Eighty-seven hundred dollars. It never failed to come up at some point. Mom might say, for instance, that they planned to remodel the kitchen as soon as they could afford it; and while a stranger would find that an innocent remark, I knew better. Of course they could afford it — if they couldn’t, who could? — but she wanted to make it plain that they still felt the effects of that unforeseen drain on their finances. The waste of it, the fruitlessness. The niggling dribs and drabs handed out to neighbors. Sixty dollars for a ballerina music box, which I’d thrown down a storm drain in a moment of panic. Ninety-four fifty to mend the lock on a cabinet door. The most expensive item was an ivory carving of a tiny, naked Chinese man and woman getting extremely familiar with each other. I broke it when I stuffed it between my mattress and box spring. Mr. McLeod said it was priceless but settled for six hundred, grumbling. You’d have thought he’d be embarrassed to claim ownership.
I was heading up Charles Street now, slightly above the speed limit. Racing a traffic light that turned red before I reached it, but I hooked a right onto Northern Parkway without touching the brakes.
And it wasn’t only the reparation money. Get Mom wound up and she would toss in the tuition at Renascence, besides. A little harder to figure the precise amount, there. As Dad pointed out, they’d have paid for my schooling in any case. But Mom said, “Not a school like Renascence, though, with its four-to-one student-teacher ratio and its trained psychologists.”

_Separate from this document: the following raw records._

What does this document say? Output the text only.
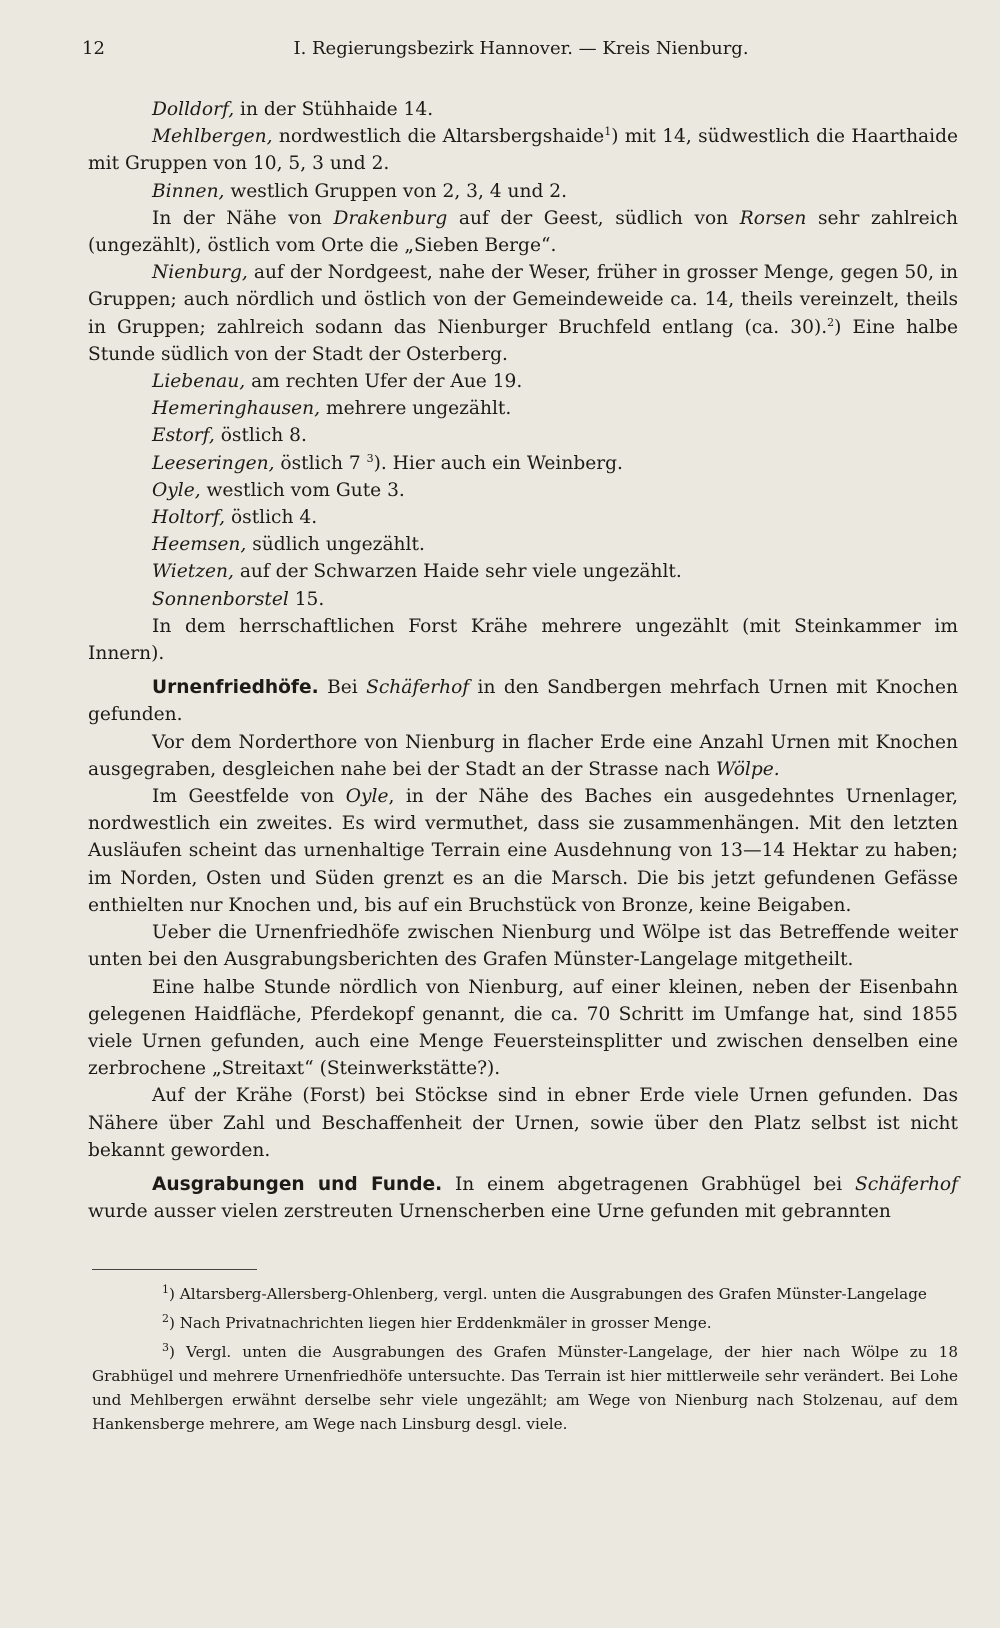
12	I. Regierungsbezirk Hannover. — Kreis Nienburg.

Dolldorf, in der Stühhaide 14.

Mehlbergen, nordwestlich die Altarsbergshaide$^1$) mit 14, südwestlich die Haarthaide mit Gruppen von 10, 5, 3 und 2.

Binnen, westlich Gruppen von 2, 3, 4 und 2.

In der Nähe von Drakenburg auf der Geest, südlich von Rorsen sehr zahlreich (ungezählt), östlich vom Orte die „Sieben Berge“.

Nienburg, auf der Nordgeest, nahe der Weser, früher in grosser Menge, gegen 50, in Gruppen; auch nördlich und östlich von der Gemeindeweide ca. 14, theils vereinzelt, theils in Gruppen; zahlreich sodann das Nienburger Bruchfeld entlang (ca. 30).$^2$) Eine halbe Stunde südlich von der Stadt der Osterberg.

Liebenau, am rechten Ufer der Aue 19.

Hemeringhausen, mehrere ungezählt.

Estorf, östlich 8.

Leeseringen, östlich 7 $^3$). Hier auch ein Weinberg.

Oyle, westlich vom Gute 3.

Holtorf, östlich 4.

Heemsen, südlich ungezählt.

Wietzen, auf der Schwarzen Haide sehr viele ungezählt.

Sonnenborstel 15.

In dem herrschaftlichen Forst Krähe mehrere ungezählt (mit Steinkammer im Innern).

Urnenfriedhöfe. Bei Schäferhof in den Sandbergen mehrfach Urnen mit Knochen gefunden.

Vor dem Norderthore von Nienburg in flacher Erde eine Anzahl Urnen mit Knochen ausgegraben, desgleichen nahe bei der Stadt an der Strasse nach Wölpe.

Im Geestfelde von Oyle, in der Nähe des Baches ein ausgedehntes Urnenlager, nordwestlich ein zweites. Es wird vermuthet, dass sie zusammenhängen. Mit den letzten Ausläufen scheint das urnenhaltige Terrain eine Ausdehnung von 13—14 Hektar zu haben; im Norden, Osten und Süden grenzt es an die Marsch. Die bis jetzt gefundenen Gefässe enthielten nur Knochen und, bis auf ein Bruchstück von Bronze, keine Beigaben.

Ueber die Urnenfriedhöfe zwischen Nienburg und Wölpe ist das Betreffende weiter unten bei den Ausgrabungsberichten des Grafen Münster-Langelage mitgetheilt.

Eine halbe Stunde nördlich von Nienburg, auf einer kleinen, neben der Eisenbahn gelegenen Haidfläche, Pferdekopf genannt, die ca. 70 Schritt im Umfange hat, sind 1855 viele Urnen gefunden, auch eine Menge Feuersteinsplitter und zwischen denselben eine zerbrochene „Streitaxt“ (Steinwerkstätte?).

Auf der Krähe (Forst) bei Stöckse sind in ebner Erde viele Urnen gefunden. Das Nähere über Zahl und Beschaffenheit der Urnen, sowie über den Platz selbst ist nicht bekannt geworden.

Ausgrabungen und Funde. In einem abgetragenen Grabhügel bei Schäferhof wurde ausser vielen zerstreuten Urnenscherben eine Urne gefunden mit gebrannten

$^1$) Altarsberg-Allersberg-Ohlenberg, vergl. unten die Ausgrabungen des Grafen Münster-Langelage

$^2$) Nach Privatnachrichten liegen hier Erddenkmäler in grosser Menge.

$^3$) Vergl. unten die Ausgrabungen des Grafen Münster-Langelage, der hier nach Wölpe zu 18 Grabhügel und mehrere Urnenfriedhöfe untersuchte. Das Terrain ist hier mittlerweile sehr verändert. Bei Lohe und Mehlbergen erwähnt derselbe sehr viele ungezählt; am Wege von Nienburg nach Stolzenau, auf dem Hankensberge mehrere, am Wege nach Linsburg desgl. viele.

I didn’t count the tuition myself; I reasoned that Renascence was their idea, not mine. First inkling I had of it was, Mom said to pack my clothes because the next day I was leaving for a special school that was perfect for me: roomy accommodations out in the country and a supervised environment. Except I heard “roomy” as “loony.” (“It’s perfect for you: loony accommodations.”) I flipped and said I wouldn’t go. Never did want to go, even after they cleared up the misunderstanding. So I couldn’t be held responsible for the Renascence bill, right?
Unfortunate name, Renascence. People were always correcting my pronunciation. “Uh, don’t you mean Renaissance?” And nobody got reborn there, believe me — nobody I ever heard of. The aim stated on the school’s letterhead was “Guiding the Gifted Young Tester of Limits,” but what they should have said was “Stashing Away Your Rich Juvenile Delinquent.” The only thing “special” about the place was, they kept us twelve months a year. No awkward summer vacations to inconvenience our families. Also, we had to wear suits to class. (Which explains why I favor pajama tops now.) And every time we cursed, we had to memorize a Shakespeare sonnet. Boy, that’ll clean up your language in a hurry! Not to mention instilling a permanent dislike of Shakespeare.